Key Highlights
- Core Scientific generated $115.2 million in Q1 2026 revenue, marking a significant increase from $79.5 million in the prior year period.
- The firm recorded a substantial net loss totaling $347.2 million for the quarter.
- Impairment charges amounting to $266.5 million on a non-cash basis accounted for the majority of losses.
- Bitcoin mining operations generated $30.1 million, declining from reduced production volumes and cryptocurrency valuations.
- Colocation services drove revenue to $77.5 million, reflecting the company’s strategic pivot.
Core Scientific experienced a 7% decline in after-hours trading following the release of first-quarter financial results that showed a significant net loss alongside revenue expansion. The Bitcoin miner announced $115.2 million in quarterly revenue while simultaneously disclosing a $347.2 million net loss. Market participants responded to the May 6 earnings announcement despite the stock posting gains during regular trading hours.
Revenue Advances While Company Records Significant Quarterly Deficit
Core Scientific grew total quarterly revenue to $115.2 million in Q1 2026, representing a meaningful advance from the $79.5 million generated during the same quarter last year. Gross profit similarly expanded to $30.1 million compared with $8.2 million in the year-ago period. Despite these improvements, the company disclosed a net loss of $347.2 million, contrasting sharply with the $576.3 million in net income reported in Q1 2025.
According to company disclosures, non-cash impairment charges totaling $266.5 million comprised a substantial portion of the quarterly deficit. Additionally, the firm recognized a $30.8 million non-cash loss related to warrant and contingent value right revaluations. Revenue from self-mining operations decreased to $30.1 million from $67.2 million in the comparable prior-year quarter. Core Scientific attributed this decline to a 45% reduction in bitcoin production volume combined with an 18% decrease in average Bitcoin price.
Colocation services generated approximately $77.5 million in revenue, representing a dramatic increase from just $8.6 million last year. The company highlighted this growth as evidence of its successful transition toward colocation-focused operations.

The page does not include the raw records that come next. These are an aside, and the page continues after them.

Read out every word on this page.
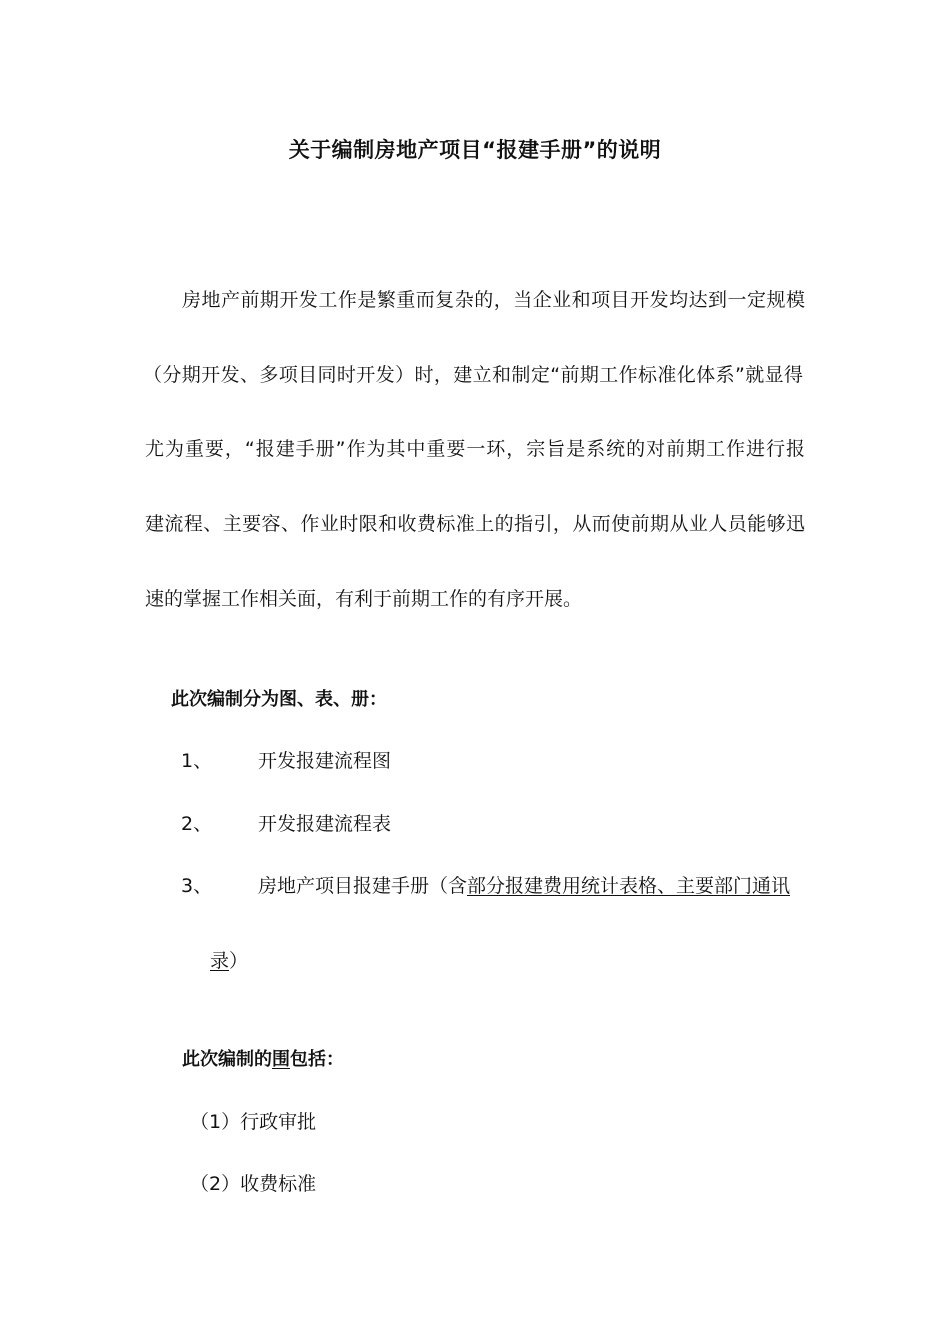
关于编制房地产项目“报建手册”的说明
房地产前期开发工作是繁重而复杂的，当企业和项目开发均达到一定规模
（分期开发、多项目同时开发）时，建立和制定“前期工作标准化体系”就显得
尤为重要，“报建手册”作为其中重要一环，宗旨是系统的对前期工作进行报
建流程、主要容、作业时限和收费标准上的指引，从而使前期从业人员能够迅
速的掌握工作相关面，有利于前期工作的有序开展。
此次编制分为图、表、册：
1、 开发报建流程图
2、 开发报建流程表
3、 房地产项目报建手册（含部分报建费用统计表格、主要部门通讯
录）
此次编制的围包括：
（1）行政审批
（2）收费标准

CEO Adam Sullivan stated, “Core Scientific is differentiated by our ability to combine capital readiness with speed to delivery.” He continued, “We are investing ahead of contracts, advancing ready-for-service dates and moving development forward across multiple sites.”
Strategic Acquisitions and Infrastructure Development Drive Forward Momentum
Core Scientific shares climbed 11% during regular trading on May 6, closing at $24.63. The advance came after announcing a $421 million acquisition agreement for Polaris DS LLC located in Oklahoma. This transaction provides the company with access to 440 megawatts of contracted electricity through Oklahoma Gas & Electric.

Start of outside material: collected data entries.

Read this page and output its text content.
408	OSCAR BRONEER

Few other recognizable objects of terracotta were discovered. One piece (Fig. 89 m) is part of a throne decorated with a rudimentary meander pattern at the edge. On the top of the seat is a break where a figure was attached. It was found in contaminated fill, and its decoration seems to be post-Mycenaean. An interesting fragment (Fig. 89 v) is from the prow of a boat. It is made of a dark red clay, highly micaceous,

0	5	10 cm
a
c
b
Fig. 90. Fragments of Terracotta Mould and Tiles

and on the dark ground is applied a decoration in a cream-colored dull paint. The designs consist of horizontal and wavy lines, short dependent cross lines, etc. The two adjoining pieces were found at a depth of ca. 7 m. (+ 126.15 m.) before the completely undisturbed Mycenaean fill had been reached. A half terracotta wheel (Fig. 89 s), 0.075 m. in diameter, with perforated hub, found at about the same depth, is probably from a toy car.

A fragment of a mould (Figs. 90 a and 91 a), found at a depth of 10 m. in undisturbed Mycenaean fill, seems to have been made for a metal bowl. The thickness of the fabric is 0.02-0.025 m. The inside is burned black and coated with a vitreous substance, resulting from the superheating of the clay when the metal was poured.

Management announced an expansion of its gross power capacity pipeline to 4.5 gigawatts. The company has planned 1.5 gigawatt capacity additions at facilities in Muskogee, Oklahoma, and Pecos, Texas. Core Scientific also finalized land and power acquisitions throughout Texas for approximately $233 million. This investment is projected to enable roughly 430 megawatts of gross power capacity.

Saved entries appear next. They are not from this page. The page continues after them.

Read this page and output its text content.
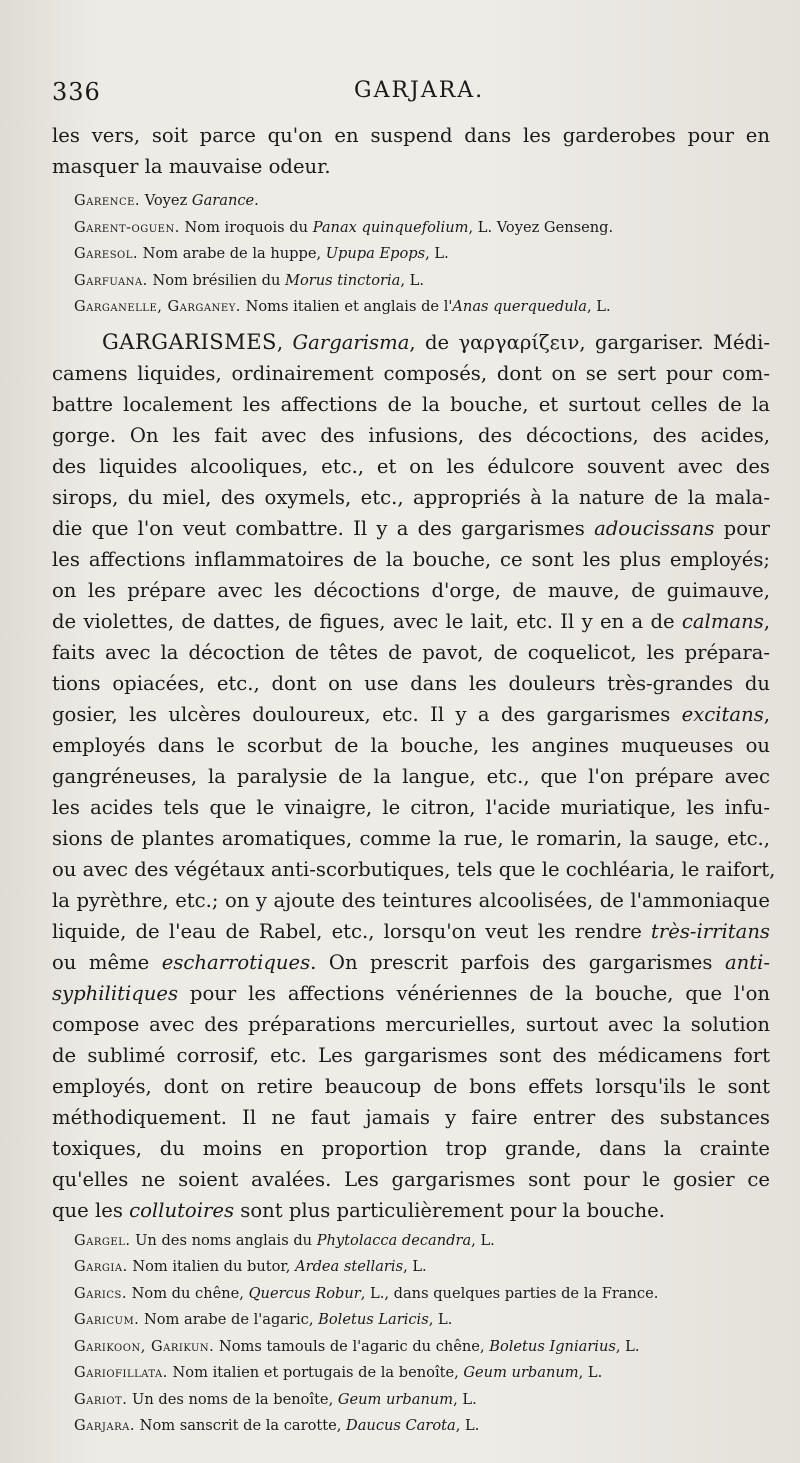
336	GARJARA.
les vers, soit parce qu'on en suspend dans les garderobes pour en
masquer la mauvaise odeur.
Garence. Voyez Garance.
Garent-oguen. Nom iroquois du Panax quinquefolium, L. Voyez Genseng.
Garesol. Nom arabe de la huppe, Upupa Epops, L.
Garfuana. Nom brésilien du Morus tinctoria, L.
Garganelle, Garganey. Noms italien et anglais de l'Anas querquedula, L.
GARGARISMES, Gargarisma, de γαργαρίζειν, gargariser. Médi-
camens liquides, ordinairement composés, dont on se sert pour com-
battre localement les affections de la bouche, et surtout celles de la
gorge. On les fait avec des infusions, des décoctions, des acides,
des liquides alcooliques, etc., et on les édulcore souvent avec des
sirops, du miel, des oxymels, etc., appropriés à la nature de la mala-
die que l'on veut combattre. Il y a des gargarismes adoucissans pour
les affections inflammatoires de la bouche, ce sont les plus employés;
on les prépare avec les décoctions d'orge, de mauve, de guimauve,
de violettes, de dattes, de figues, avec le lait, etc. Il y en a de calmans,
faits avec la décoction de têtes de pavot, de coquelicot, les prépara-
tions opiacées, etc., dont on use dans les douleurs très-grandes du
gosier, les ulcères douloureux, etc. Il y a des gargarismes excitans,
employés dans le scorbut de la bouche, les angines muqueuses ou
gangréneuses, la paralysie de la langue, etc., que l'on prépare avec
les acides tels que le vinaigre, le citron, l'acide muriatique, les infu-
sions de plantes aromatiques, comme la rue, le romarin, la sauge, etc.,
ou avec des végétaux anti-scorbutiques, tels que le cochléaria, le raifort,
la pyrèthre, etc.; on y ajoute des teintures alcoolisées, de l'ammoniaque
liquide, de l'eau de Rabel, etc., lorsqu'on veut les rendre très-irritans
ou même escharrotiques. On prescrit parfois des gargarismes anti-
syphilitiques pour les affections vénériennes de la bouche, que l'on
compose avec des préparations mercurielles, surtout avec la solution
de sublimé corrosif, etc. Les gargarismes sont des médicamens fort
employés, dont on retire beaucoup de bons effets lorsqu'ils le sont
méthodiquement. Il ne faut jamais y faire entrer des substances
toxiques, du moins en proportion trop grande, dans la crainte
qu'elles ne soient avalées. Les gargarismes sont pour le gosier ce
que les collutoires sont plus particulièrement pour la bouche.
Gargel. Un des noms anglais du Phytolacca decandra, L.
Gargia. Nom italien du butor, Ardea stellaris, L.
Garics. Nom du chêne, Quercus Robur, L., dans quelques parties de la France.
Garicum. Nom arabe de l'agaric, Boletus Laricis, L.
Garikoon, Garikun. Noms tamouls de l'agaric du chêne, Boletus Igniarius, L.
Gariofillata. Nom italien et portugais de la benoîte, Geum urbanum, L.
Gariot. Un des noms de la benoîte, Geum urbanum, L.
Garjara. Nom sanscrit de la carotte, Daucus Carota, L.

Core Scientific has intensified its commitment to AI infrastructure and high-performance computing capabilities. The company has expanded operational sites throughout Texas, Georgia, North Carolina, and Oklahoma to accommodate colocation services for artificial intelligence workloads. Earlier in 2025, the organization announced a $3.3 billion private debt offering. The company also obtained credit facilities totaling $1 billion from JPMorgan and Morgan Stanley.